SpaceX IPO reportedly approaching 4x oversubscribed with $250B demand
The largest IPO in history is drawing so much interest that crypto investors are reportedly selling Bitcoin to get in on the action.
SpaceX is attempting to raise $75 billion in what would be the largest initial public offering ever conducted, and the demand appears to be wildly outpacing supply. Reports suggest institutional and retail interest has reached roughly $150 billion, making the offering at least twice oversubscribed, with social media chatter pushing that figure as high as $250 billion, or nearly four times the shares available.
The company is targeting a valuation between $1.75 trillion and $1.8 trillion.
The numbers behind the frenzy
SpaceX filed confidentially for the IPO in April and May, with a fixed share price of $135. The company updated its prospectus in early June and is targeting a trading debut around June 12 on Nasdaq under the ticker SPCX.

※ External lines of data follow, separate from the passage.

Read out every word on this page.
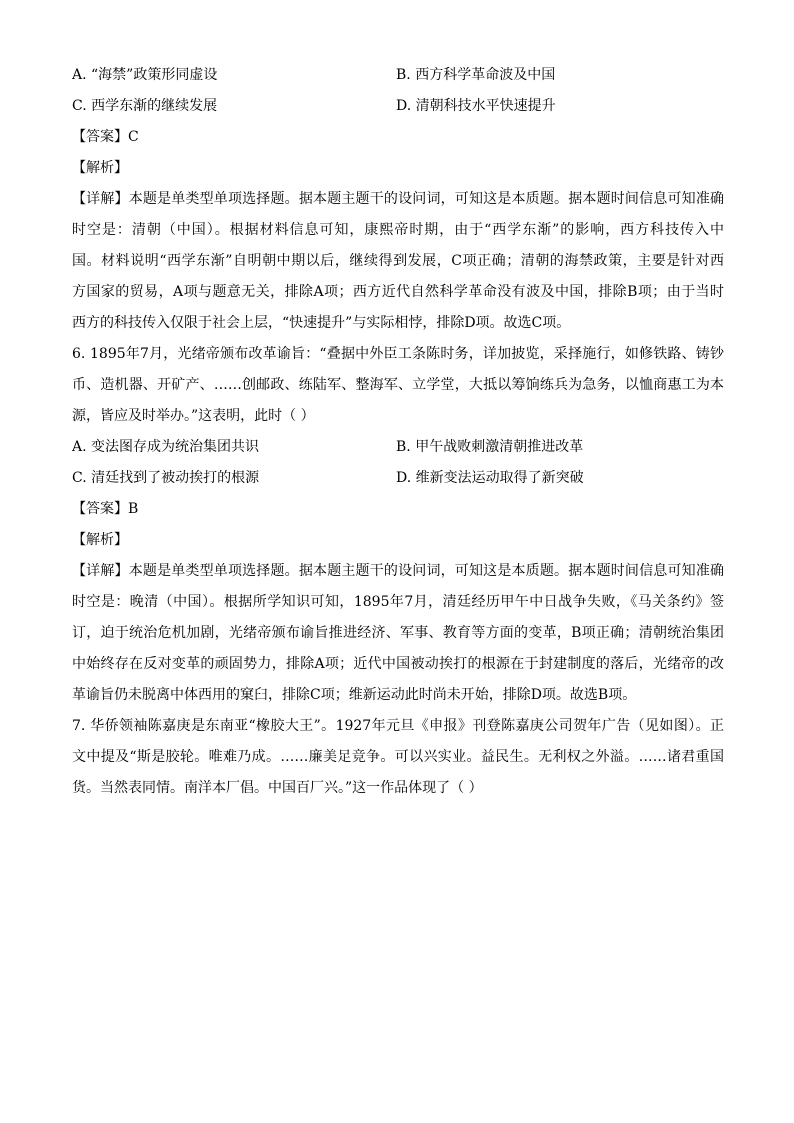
A. “海禁”政策形同虚设	B. 西方科学革命波及中国
C. 西学东渐的继续发展	D. 清朝科技水平快速提升
【答案】C
【解析】
【详解】本题是单类型单项选择题。据本题主题干的设问词，可知这是本质题。据本题时间信息可知准确
时空是：清朝（中国）。根据材料信息可知，康熙帝时期，由于“西学东渐”的影响，西方科技传入中
国。材料说明“西学东渐”自明朝中期以后，继续得到发展，C项正确；清朝的海禁政策，主要是针对西
方国家的贸易，A项与题意无关，排除A项；西方近代自然科学革命没有波及中国，排除B项；由于当时
西方的科技传入仅限于社会上层，“快速提升”与实际相悖，排除D项。故选C项。
6. 1895年7月，光绪帝颁布改革谕旨：“叠据中外臣工条陈时务，详加披览，采择施行，如修铁路、铸钞
币、造机器、开矿产、……创邮政、练陆军、整海军、立学堂，大抵以筹饷练兵为急务，以恤商惠工为本
源，皆应及时举办。”这表明，此时（ ）
A. 变法图存成为统治集团共识	B. 甲午战败刺激清朝推进改革
C. 清廷找到了被动挨打的根源	D. 维新变法运动取得了新突破
【答案】B
【解析】
【详解】本题是单类型单项选择题。据本题主题干的设问词，可知这是本质题。据本题时间信息可知准确
时空是：晚清（中国）。根据所学知识可知，1895年7月，清廷经历甲午中日战争失败，《马关条约》签
订，迫于统治危机加剧，光绪帝颁布谕旨推进经济、军事、教育等方面的变革，B项正确；清朝统治集团
中始终存在反对变革的顽固势力，排除A项；近代中国被动挨打的根源在于封建制度的落后，光绪帝的改
革谕旨仍未脱离中体西用的窠臼，排除C项；维新运动此时尚未开始，排除D项。故选B项。
7. 华侨领袖陈嘉庚是东南亚“橡胶大王”。1927年元旦《申报》刊登陈嘉庚公司贺年广告（见如图）。正
文中提及“斯是胶轮。唯难乃成。……廉美足竞争。可以兴实业。益民生。无利权之外溢。……诸君重国
货。当然表同情。南洋本厂倡。中国百厂兴。”这一作品体现了（ ）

The confirmed demand of around $150 billion already makes this an extraordinary event. The $250 billion figure circulating on social media remains unverified.
In a departure from the typical IPO playbook, SpaceX has allocated up to 30% of its shares for retail investors through platforms like Robinhood and Fidelity. Traditional IPOs typically reserve a much smaller slice for non-institutional buyers.
Why SpaceX commands this kind of demand
SpaceX’s Starlink satellite internet business provides broadband connectivity to millions of users across the globe. The company also dominates the commercial launch market, with its reusable Falcon 9 rockets fundamentally changing the economics of getting payloads to orbit.
SpaceX completed an acquisition of xAI in February 2026, integrating Elon Musk’s artificial intelligence venture into the broader SpaceX ecosystem.
SpaceX was valued at around $350 billion in late 2024 during secondary market transactions. Reaching a $1.75 trillion-plus valuation roughly 18 months later represents a dramatic increase in valuation.
What this means for crypto investors
Reports indicate that some crypto investors are liquidating Bitcoin positions specifically to participate in the SpaceX IPO. If that pattern holds at scale, it introduces a novel source of selling pressure on Bitcoin that has nothing to do with regulation, macroeconomic fear, or exchange blowups.
The 30% retail allocation amplifies this dynamic. Retail investors, who tend to have more concentrated portfolios and are disproportionately represented in crypto markets, now have a direct on-ramp to SpaceX shares through platforms like Robinhood and Fidelity.